Months after the session, we found a solution. A mere few miles from the state hospital, a private and secure facility in the town of Galen was available for lease. The Forensic Mental Health Treatment Facility can hold up to 54 patients securely. Each patient has their own bedroom. The layout gives us the opportunity to separate male from female patients, something that was not possible at the state hospital in Warm Springs. The grounds are secure, so patients can walk outside or get exercise. The proximity to the state hospital allows us to share administrative staff between the two facilities, which saves money.
Best of all, it alleviates the dangerous overcrowding problem and creates a better therapeutic environment in both facilities. Patients need to feel safe in order to receive treatment, but when you’re living in a crowded environment, it naturally creates a level of irritability.
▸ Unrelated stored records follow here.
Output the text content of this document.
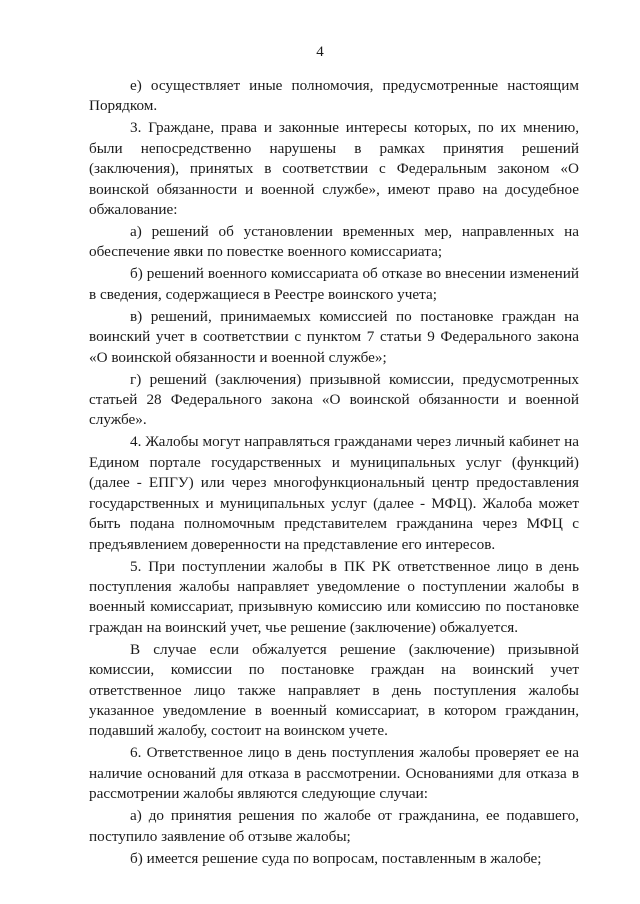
4

е) осуществляет иные полномочия, предусмотренные настоящим Порядком.

3. Граждане, права и законные интересы которых, по их мнению, были непосредственно нарушены в рамках принятия решений (заключения), принятых в соответствии с Федеральным законом «О воинской обязанности и военной службе», имеют право на досудебное обжалование:

а) решений об установлении временных мер, направленных на обеспечение явки по повестке военного комиссариата;

б) решений военного комиссариата об отказе во внесении изменений в сведения, содержащиеся в Реестре воинского учета;

в) решений, принимаемых комиссией по постановке граждан на воинский учет в соответствии с пунктом 7 статьи 9 Федерального закона «О воинской обязанности и военной службе»;

г) решений (заключения) призывной комиссии, предусмотренных статьей 28 Федерального закона «О воинской обязанности и военной службе».

4. Жалобы могут направляться гражданами через личный кабинет на Едином портале государственных и муниципальных услуг (функций) (далее - ЕПГУ) или через многофункциональный центр предоставления государственных и муниципальных услуг (далее - МФЦ). Жалоба может быть подана полномочным представителем гражданина через МФЦ с предъявлением доверенности на представление его интересов.

5. При поступлении жалобы в ПК РК ответственное лицо в день поступления жалобы направляет уведомление о поступлении жалобы в военный комиссариат, призывную комиссию или комиссию по постановке граждан на воинский учет, чье решение (заключение) обжалуется.

В случае если обжалуется решение (заключение) призывной комиссии, комиссии по постановке граждан на воинский учет ответственное лицо также направляет в день поступления жалобы указанное уведомление в военный комиссариат, в котором гражданин, подавший жалобу, состоит на воинском учете.

6. Ответственное лицо в день поступления жалобы проверяет ее на наличие оснований для отказа в рассмотрении. Основаниями для отказа в рассмотрении жалобы являются следующие случаи:

а) до принятия решения по жалобе от гражданина, ее подавшего, поступило заявление об отзыве жалобы;

б) имеется решение суда по вопросам, поставленным в жалобе;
The safety and security this facility provides will positively impact our ability to treat these patients.
Leasing a facility was not our first choice. But when construction of state-owned beds was denied by the Legislature, leasing became our only option. This was a creative approach that my coworkers in the Bullock administration developed and implemented to solve a very real crisis.
Together, we all came up with a solution that is good for the patients, good for the staff who care for those patients, and good for the communities that send their patients to the hospital for the acute care they need. And in the end, all politics aside, that is what truly matters.